Mr. Bernanke: Have Some Guts, Stop Raising Rates
Fed Chairman Bernanke’s handling of the press has been anything but stellar since taking office. Hopefully he does a better job at handling the economy. He started off by confiding in the very ambitious Maria Bartiromo, assuming his comments were off the record, she rushed off to the studio and announced to the world that they were best friends and she would be the self-appointed mouth piece of the Fed.
However, if the Fed chairman wants to get back in good graces with the investment community, his best chance is to do what he says: make decisions that are data dependent and forward thinking. Do not base policy changes on rear-view-mirror data.
Employment
Recent economic data suggests the economy is slowing down. The employment data for May was simply awful. The economy created 75,000 jobs in the month, down from a few hundred thousand per month earlier in the year.
In addition, wage growth is virtually non-existent, with wages increasing $0.01 per hour in the month. That’s right, if you work a 40 hour week, the average Joe and Jane got an increase of $0.40 for the week. I don’t believe this covers the $20 increase in his or her gas bill. Take out a little extra for FICA, local taxes, some Fed taxes and now you are really living. The chart below clearly shows that real consumer spending has rolled over. The chart actually supports a view that the Fed should start lowering rates.
Housing Pricing Are Coming Down
The following chart paints a very clear picture: the supply and demand for housing is becoming increasingly imbalanced which is leading to a meaningful drop in prices. The chart shows the increase in the number of homes that are for sale, it clearly shows a big increase in inventory. As one would expect, this is leading to a nice decline in prices.

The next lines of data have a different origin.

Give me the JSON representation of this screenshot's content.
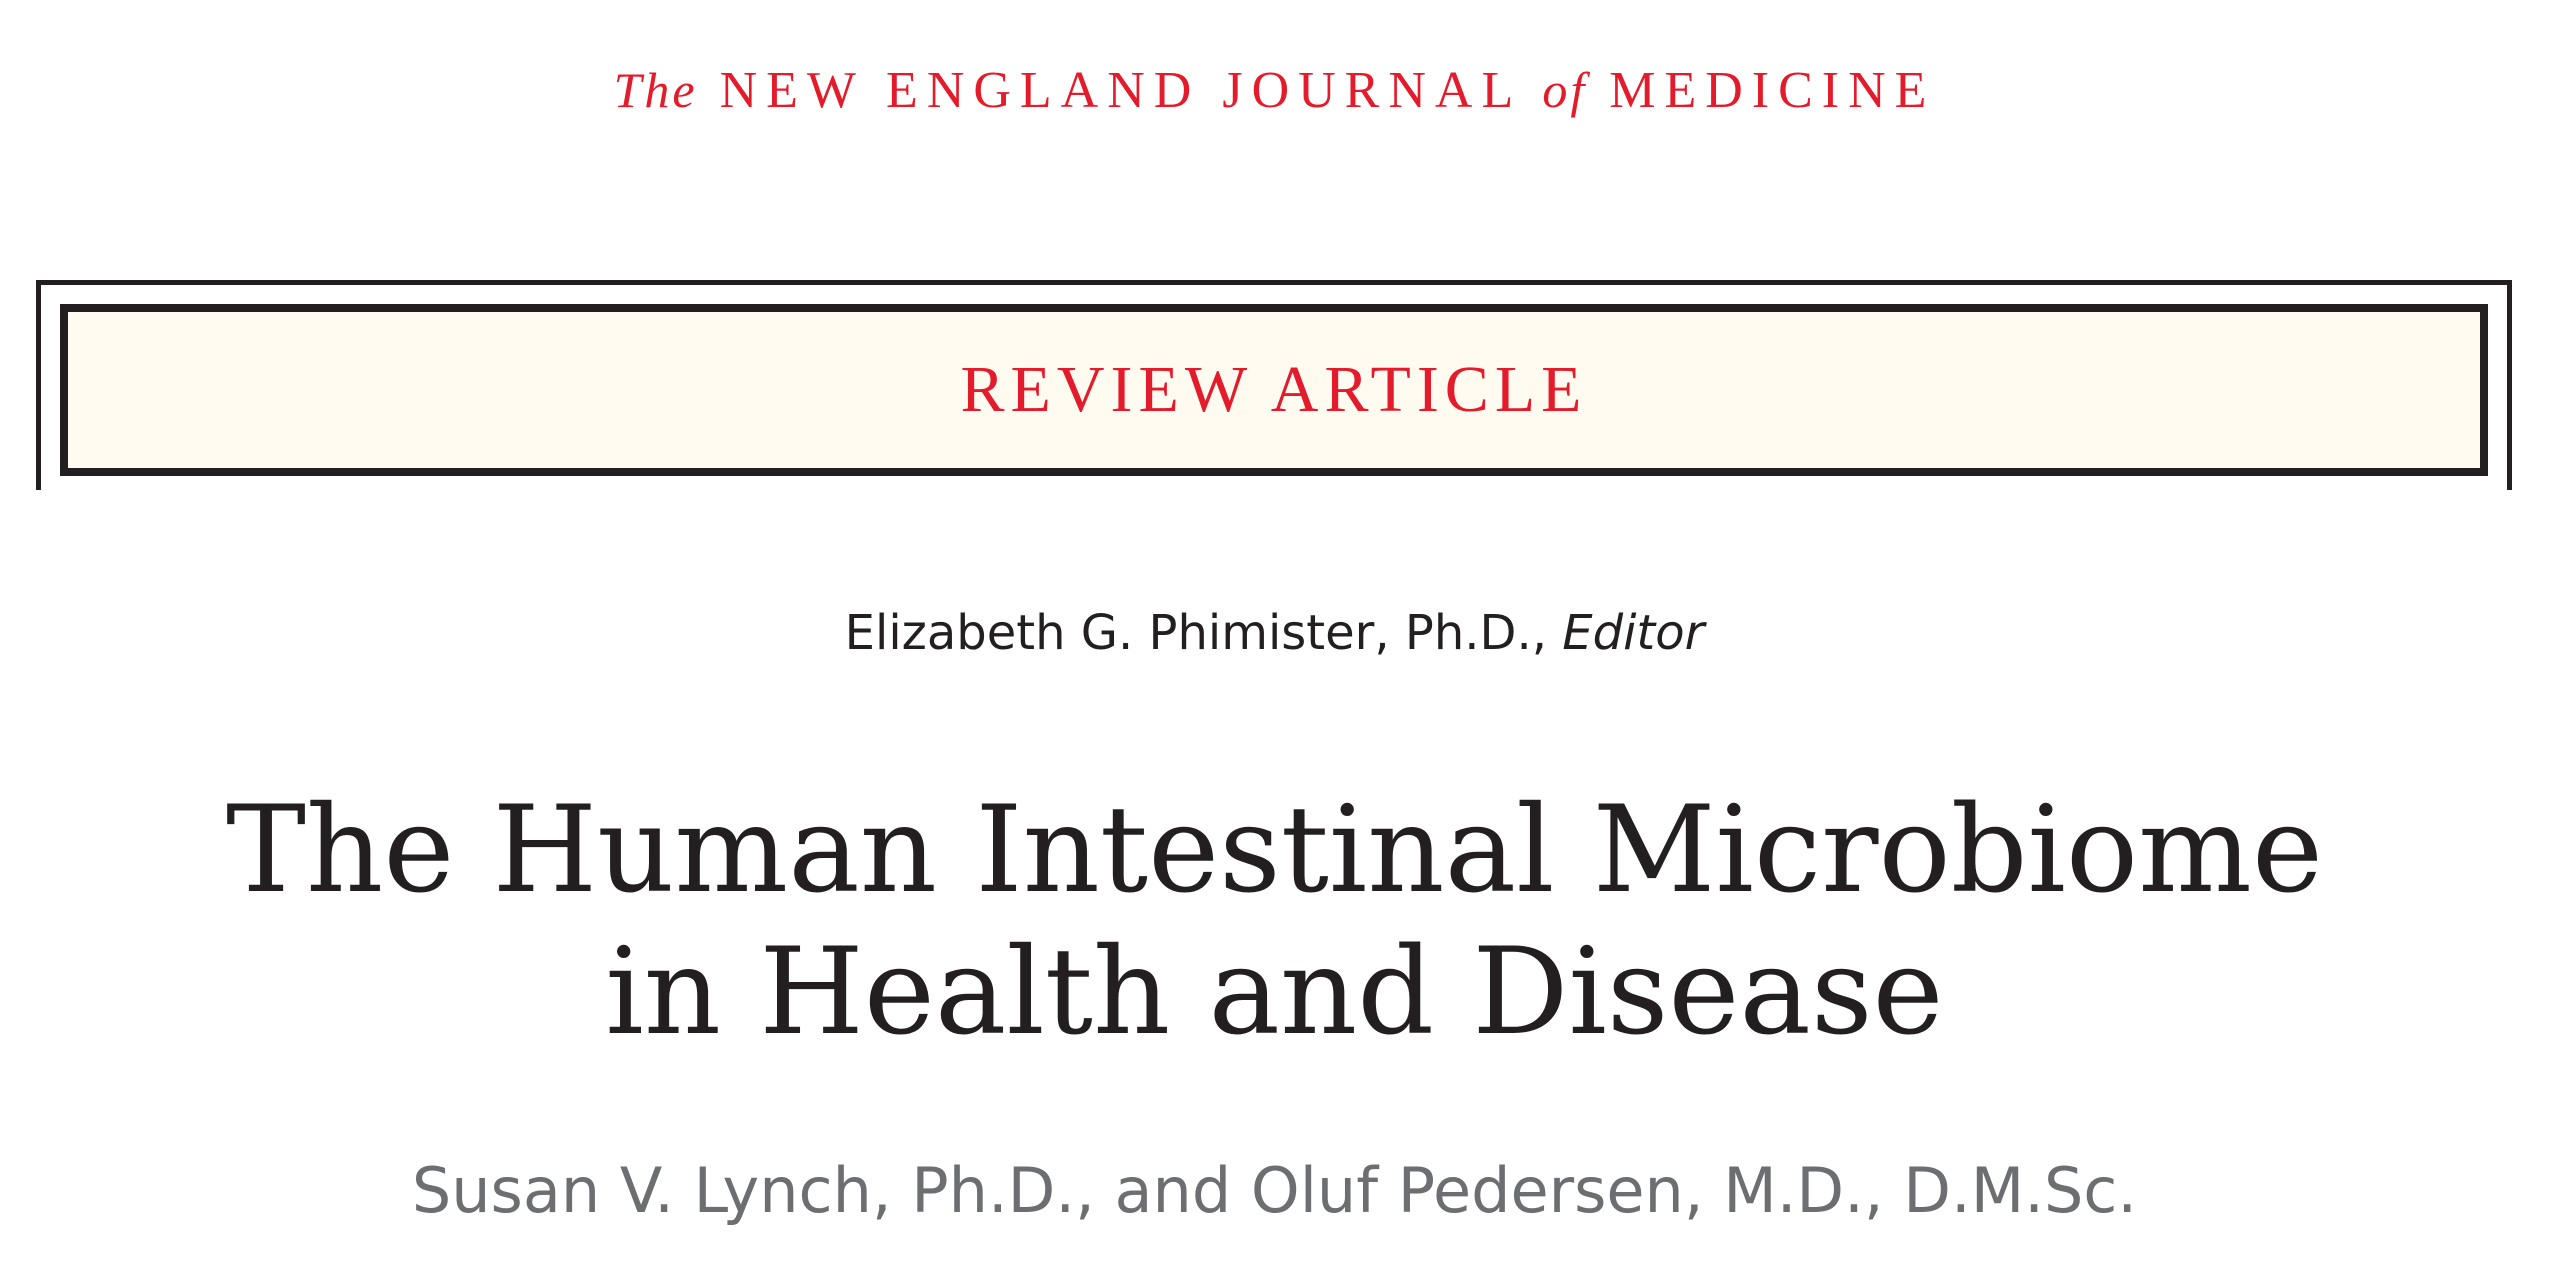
{
  "masthead": {
    "the": "The",
    "name_a": "NEW ENGLAND JOURNAL",
    "of": "of",
    "name_b": "MEDICINE"
  },
  "banner": {
    "label": "REVIEW ARTICLE"
  },
  "editor": {
    "name": "Elizabeth G. Phimister, Ph.D., ",
    "role": "Editor"
  },
  "title": {
    "line1": "The Human Intestinal Microbiome",
    "line2": "in Health and Disease"
  },
  "authors": "Susan V. Lynch, Ph.D., and Oluf Pedersen, M.D., D.M.Sc.",
  "colors": {
    "accent": "#e41b2b",
    "text": "#231f20",
    "authors_text": "#6d6e71",
    "banner_bg": "#fffbf1"
  }
}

What Is The Fed Waiting For?
With employment growth now anemic, wage growth a joke and the house bubble now letting out a good amount of air, what is the Fed waiting for before it stops the increases?
Some suggest that the true measure of inflation and too much liquidity is the price of gold. However, even that is now coming down.

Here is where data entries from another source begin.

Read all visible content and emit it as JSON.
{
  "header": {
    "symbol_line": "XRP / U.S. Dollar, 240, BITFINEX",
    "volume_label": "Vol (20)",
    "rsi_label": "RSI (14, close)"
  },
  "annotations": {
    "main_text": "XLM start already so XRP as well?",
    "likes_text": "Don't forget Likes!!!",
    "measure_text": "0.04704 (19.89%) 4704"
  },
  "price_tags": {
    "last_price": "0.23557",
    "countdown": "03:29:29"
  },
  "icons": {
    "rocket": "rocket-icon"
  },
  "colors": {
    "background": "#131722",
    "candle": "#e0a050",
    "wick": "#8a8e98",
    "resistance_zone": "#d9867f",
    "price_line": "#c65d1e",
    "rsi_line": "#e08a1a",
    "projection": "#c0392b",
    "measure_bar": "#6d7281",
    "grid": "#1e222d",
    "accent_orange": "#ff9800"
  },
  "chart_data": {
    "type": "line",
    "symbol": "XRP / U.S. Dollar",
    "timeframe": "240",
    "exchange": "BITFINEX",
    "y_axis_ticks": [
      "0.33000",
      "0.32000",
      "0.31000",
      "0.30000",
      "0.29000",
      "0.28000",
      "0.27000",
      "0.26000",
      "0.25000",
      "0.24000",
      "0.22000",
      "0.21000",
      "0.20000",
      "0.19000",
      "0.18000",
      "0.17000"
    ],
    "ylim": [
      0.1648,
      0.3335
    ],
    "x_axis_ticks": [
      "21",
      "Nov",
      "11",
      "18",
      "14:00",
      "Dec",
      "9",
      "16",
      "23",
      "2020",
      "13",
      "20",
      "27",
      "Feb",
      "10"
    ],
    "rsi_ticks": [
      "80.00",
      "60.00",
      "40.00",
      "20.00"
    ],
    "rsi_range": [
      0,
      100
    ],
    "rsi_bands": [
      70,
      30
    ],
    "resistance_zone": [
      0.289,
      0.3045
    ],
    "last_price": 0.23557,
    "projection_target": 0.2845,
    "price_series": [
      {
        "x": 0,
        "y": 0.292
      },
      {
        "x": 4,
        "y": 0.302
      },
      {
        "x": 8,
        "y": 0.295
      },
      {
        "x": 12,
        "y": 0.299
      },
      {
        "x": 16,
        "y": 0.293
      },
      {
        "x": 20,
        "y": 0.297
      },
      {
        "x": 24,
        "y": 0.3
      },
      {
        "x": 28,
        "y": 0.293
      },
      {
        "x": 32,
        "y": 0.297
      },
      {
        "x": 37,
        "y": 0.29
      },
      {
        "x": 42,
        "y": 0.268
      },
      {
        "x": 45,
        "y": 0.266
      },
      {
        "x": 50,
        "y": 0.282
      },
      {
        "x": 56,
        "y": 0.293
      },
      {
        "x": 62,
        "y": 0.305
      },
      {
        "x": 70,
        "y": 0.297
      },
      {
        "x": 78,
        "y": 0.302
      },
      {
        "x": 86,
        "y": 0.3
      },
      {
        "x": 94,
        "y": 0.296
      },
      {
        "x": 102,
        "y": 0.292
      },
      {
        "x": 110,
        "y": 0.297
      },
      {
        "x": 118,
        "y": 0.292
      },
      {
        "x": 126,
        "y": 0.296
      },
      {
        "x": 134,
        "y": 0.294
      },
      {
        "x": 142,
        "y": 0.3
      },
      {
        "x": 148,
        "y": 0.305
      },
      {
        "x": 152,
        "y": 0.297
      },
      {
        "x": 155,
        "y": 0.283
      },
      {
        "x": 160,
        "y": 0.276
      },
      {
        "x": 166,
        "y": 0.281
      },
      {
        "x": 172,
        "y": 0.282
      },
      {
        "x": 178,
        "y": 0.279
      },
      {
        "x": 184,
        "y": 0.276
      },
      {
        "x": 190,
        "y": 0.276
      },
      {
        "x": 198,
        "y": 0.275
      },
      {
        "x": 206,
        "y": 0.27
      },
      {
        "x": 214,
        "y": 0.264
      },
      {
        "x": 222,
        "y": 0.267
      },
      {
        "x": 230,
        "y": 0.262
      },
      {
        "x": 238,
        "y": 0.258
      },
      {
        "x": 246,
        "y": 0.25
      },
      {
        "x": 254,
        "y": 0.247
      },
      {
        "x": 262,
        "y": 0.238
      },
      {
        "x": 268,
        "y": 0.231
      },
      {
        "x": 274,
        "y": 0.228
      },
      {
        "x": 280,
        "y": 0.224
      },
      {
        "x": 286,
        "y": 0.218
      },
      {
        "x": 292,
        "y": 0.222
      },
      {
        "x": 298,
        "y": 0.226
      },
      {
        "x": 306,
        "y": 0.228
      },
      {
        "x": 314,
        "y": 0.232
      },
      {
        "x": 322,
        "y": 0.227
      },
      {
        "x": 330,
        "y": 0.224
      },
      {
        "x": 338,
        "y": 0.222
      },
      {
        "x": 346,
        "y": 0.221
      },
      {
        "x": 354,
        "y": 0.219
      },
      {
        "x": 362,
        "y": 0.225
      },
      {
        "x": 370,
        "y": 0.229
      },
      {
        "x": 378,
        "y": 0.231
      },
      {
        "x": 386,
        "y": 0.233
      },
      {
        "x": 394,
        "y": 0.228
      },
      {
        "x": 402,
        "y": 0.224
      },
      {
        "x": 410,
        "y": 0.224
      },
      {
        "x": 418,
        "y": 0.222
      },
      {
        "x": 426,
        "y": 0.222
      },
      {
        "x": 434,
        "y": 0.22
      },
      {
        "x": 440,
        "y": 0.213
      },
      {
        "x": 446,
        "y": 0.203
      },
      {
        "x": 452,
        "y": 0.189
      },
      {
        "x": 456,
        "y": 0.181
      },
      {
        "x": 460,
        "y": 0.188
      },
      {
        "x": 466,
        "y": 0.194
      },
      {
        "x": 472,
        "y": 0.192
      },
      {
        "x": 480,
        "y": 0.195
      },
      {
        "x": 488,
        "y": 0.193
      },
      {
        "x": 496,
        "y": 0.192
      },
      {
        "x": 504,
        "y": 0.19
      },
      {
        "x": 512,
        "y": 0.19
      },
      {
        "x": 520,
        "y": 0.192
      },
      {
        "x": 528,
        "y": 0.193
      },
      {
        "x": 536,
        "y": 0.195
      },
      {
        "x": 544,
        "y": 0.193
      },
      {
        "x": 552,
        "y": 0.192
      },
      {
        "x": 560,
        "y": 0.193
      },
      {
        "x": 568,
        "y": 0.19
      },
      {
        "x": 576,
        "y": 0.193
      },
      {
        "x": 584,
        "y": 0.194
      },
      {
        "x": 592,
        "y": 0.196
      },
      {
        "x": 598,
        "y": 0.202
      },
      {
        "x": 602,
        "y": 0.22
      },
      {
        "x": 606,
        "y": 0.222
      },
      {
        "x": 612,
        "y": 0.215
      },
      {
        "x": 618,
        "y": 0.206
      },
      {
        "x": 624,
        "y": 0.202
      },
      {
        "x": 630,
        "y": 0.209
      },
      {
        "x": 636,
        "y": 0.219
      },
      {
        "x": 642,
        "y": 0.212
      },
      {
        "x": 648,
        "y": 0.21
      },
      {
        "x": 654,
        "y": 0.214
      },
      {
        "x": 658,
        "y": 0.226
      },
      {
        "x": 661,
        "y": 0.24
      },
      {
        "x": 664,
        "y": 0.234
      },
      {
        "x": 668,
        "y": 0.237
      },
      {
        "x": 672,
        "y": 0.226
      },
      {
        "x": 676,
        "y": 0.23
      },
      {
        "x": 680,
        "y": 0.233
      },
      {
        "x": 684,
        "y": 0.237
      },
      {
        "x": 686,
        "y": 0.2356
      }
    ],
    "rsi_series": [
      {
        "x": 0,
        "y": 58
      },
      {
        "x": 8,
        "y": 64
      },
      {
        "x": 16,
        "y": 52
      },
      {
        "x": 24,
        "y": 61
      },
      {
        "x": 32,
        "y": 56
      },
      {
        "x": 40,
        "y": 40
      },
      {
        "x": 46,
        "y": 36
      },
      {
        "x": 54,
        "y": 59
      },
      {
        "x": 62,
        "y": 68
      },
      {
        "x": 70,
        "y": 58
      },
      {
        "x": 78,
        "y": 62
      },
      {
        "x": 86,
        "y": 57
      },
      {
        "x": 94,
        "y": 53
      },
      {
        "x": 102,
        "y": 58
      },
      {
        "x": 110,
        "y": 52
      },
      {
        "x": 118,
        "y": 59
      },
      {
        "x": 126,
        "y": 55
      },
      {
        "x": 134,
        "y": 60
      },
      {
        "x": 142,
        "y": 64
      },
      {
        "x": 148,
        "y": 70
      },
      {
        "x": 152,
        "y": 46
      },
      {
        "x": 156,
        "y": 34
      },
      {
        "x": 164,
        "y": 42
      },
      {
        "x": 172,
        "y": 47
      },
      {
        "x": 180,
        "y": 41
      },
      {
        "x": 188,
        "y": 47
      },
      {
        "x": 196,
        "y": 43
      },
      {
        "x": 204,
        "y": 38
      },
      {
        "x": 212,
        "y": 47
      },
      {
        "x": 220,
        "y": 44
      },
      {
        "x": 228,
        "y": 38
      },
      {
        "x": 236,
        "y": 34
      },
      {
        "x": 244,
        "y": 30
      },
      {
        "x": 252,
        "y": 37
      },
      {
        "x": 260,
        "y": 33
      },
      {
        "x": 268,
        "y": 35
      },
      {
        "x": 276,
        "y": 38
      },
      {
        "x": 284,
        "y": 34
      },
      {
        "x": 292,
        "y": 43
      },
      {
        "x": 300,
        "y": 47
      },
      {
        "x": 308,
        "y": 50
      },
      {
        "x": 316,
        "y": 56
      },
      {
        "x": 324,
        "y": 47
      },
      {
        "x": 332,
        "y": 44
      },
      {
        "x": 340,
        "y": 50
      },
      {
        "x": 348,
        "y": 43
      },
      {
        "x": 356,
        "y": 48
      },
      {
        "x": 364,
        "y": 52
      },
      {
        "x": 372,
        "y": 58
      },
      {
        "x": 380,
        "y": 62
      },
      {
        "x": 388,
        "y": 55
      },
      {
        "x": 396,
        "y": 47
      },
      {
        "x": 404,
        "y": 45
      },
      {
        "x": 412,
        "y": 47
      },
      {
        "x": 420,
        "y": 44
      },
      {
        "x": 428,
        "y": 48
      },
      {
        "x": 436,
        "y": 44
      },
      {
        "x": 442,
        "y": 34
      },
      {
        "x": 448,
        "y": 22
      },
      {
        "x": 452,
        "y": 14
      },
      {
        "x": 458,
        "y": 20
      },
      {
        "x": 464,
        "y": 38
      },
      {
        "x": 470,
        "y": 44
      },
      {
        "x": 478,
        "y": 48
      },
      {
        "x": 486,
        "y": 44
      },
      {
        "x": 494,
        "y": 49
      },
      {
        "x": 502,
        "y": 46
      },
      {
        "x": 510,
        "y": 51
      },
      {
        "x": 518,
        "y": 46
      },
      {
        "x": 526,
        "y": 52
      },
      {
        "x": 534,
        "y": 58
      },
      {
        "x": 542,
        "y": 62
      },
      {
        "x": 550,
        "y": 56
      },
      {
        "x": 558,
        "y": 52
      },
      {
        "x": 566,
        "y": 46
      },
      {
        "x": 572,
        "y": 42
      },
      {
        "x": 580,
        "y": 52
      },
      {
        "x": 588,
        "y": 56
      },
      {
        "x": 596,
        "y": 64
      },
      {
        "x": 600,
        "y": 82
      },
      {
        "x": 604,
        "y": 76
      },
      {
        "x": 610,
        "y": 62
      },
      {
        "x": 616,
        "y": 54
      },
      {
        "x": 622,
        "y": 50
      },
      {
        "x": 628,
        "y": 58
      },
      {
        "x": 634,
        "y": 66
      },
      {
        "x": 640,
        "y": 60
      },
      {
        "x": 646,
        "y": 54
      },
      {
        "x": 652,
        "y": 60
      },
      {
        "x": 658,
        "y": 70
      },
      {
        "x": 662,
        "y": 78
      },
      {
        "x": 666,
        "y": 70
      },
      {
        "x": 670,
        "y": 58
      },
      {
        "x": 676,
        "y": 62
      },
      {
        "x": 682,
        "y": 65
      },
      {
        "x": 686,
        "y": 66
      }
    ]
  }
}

The substance of what Bernanki says after cutting through his inexperience at communicating publicly is pretty good. After the last FOMC meeting, he suggested that it might be the end of the rate increases, since Fed policy’s impact can often lag. However, after gold started rallying, he panicked and started second guessing his comments.
If the new Fed chairman sticks to his initial instincts and the data, the Fed should be done for quite a while. From looking at the two charts above, along with a lot of other data, the Fed should be ready to lower rates by October. However, does Mr. Bernanke have the confidence to do this and not wait for the data to become much worse before he stops raising rates? From the recent drop in stock prices, the market is saying he does not have that confidence and will continue raising rates.